Margaret Thatcher fue y seguirá siendo para mucha gente, pese a su muerte –y es que la muerte siempre produce un halo de respeto y silencio– la imagen de la amargura desafiante y, finalmente, triunfante.

Y es que hay una amargura pasiva, una filosofía de la vida que se construye sobre la constatación de que cada cual busca tan sólo su propio interés, de que los valores propios de la dignidad humana son figuras retóricas, y que al final de cuentas sólo cuenta en todo momento y bajo cualquier circunstancia asegurar lo propio.
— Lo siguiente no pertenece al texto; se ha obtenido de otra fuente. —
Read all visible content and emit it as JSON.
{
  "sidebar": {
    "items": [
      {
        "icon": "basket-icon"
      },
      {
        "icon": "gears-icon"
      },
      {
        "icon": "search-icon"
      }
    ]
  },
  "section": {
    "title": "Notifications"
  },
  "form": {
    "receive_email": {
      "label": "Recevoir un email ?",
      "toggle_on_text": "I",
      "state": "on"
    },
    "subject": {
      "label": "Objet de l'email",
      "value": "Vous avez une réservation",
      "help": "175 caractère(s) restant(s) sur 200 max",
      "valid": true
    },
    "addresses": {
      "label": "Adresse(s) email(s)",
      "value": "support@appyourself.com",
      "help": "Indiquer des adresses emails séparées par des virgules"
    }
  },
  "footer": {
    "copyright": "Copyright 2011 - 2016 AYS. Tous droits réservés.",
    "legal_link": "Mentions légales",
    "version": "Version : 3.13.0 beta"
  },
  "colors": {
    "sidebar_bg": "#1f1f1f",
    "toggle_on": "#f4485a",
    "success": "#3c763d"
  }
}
No valdría la pena, pues, soñar con nada, ni hacer el bien, ni buscar la belleza, o el amor, que todo en este mundo es ruindad, fealdad, egoísmo y asco.

El aporte histórico de Thatcher, hija de un almacenero con dos almacenes (un oficio que ha ido desapareciendo ante el empuje de los supermercados), educada en los lances del fiado, la poruña, la sonrisa profesional y la mano brillosa de recibir y devolver monedas, también en el credo episcopaliano, se asienta en haber tenido el valor de convertir esa filosofía mezquina en propuesta política universal. Triunfó ampliamente, amargamente. Su estilo fue siempre seco, duro, filoso.

[cita]Hemos ido a lo práctico, y hoy el mundo académico se rige por un férreo sistema de indicadores estandarizados que estimulan cualquier cosa menos el pensamiento libre. Para Thatcher, la libertad no es un valor humano, sino algo que se compra con dinero, en el mercado, que ahí está el quid de la existencia. Es el mercado, finalmente, quien dice si debe haber más o menos panaderías, más o menos librerías, más o menos tiendas, universidades, hospitales, aviones, malls o cafeterías.[/cita]

Hanif Kureishi, escritor ídolo de “Mi querida lavandería” y “El Buda de los suburbios” recibió directamente en el estómago, de adolescente, la voz estridente de Margaret tratando de poner las cosas en su sitio, en su sitio material, básico y humanamente empobrecido, tomando posición activa en contra de la solidaridad, en contra de la cultura. Basta de Beatles, ya no más pop, se terminan las becas, fin a los subsidios para inmigrantes, y vamos los de a pie a levantarnos temprano y a trabajar honestamente muchas horas sin seguridad laboral alguna para que al final de la línea telefónica especímenes como Piñera o Lehman Brothers se hagan multimillonarios con una cuantas llamadas afortunadas. A la manera de una carga de espermatozoides, el mundo es una pista de velocidad, y sólo estará seguro el que llegue primero.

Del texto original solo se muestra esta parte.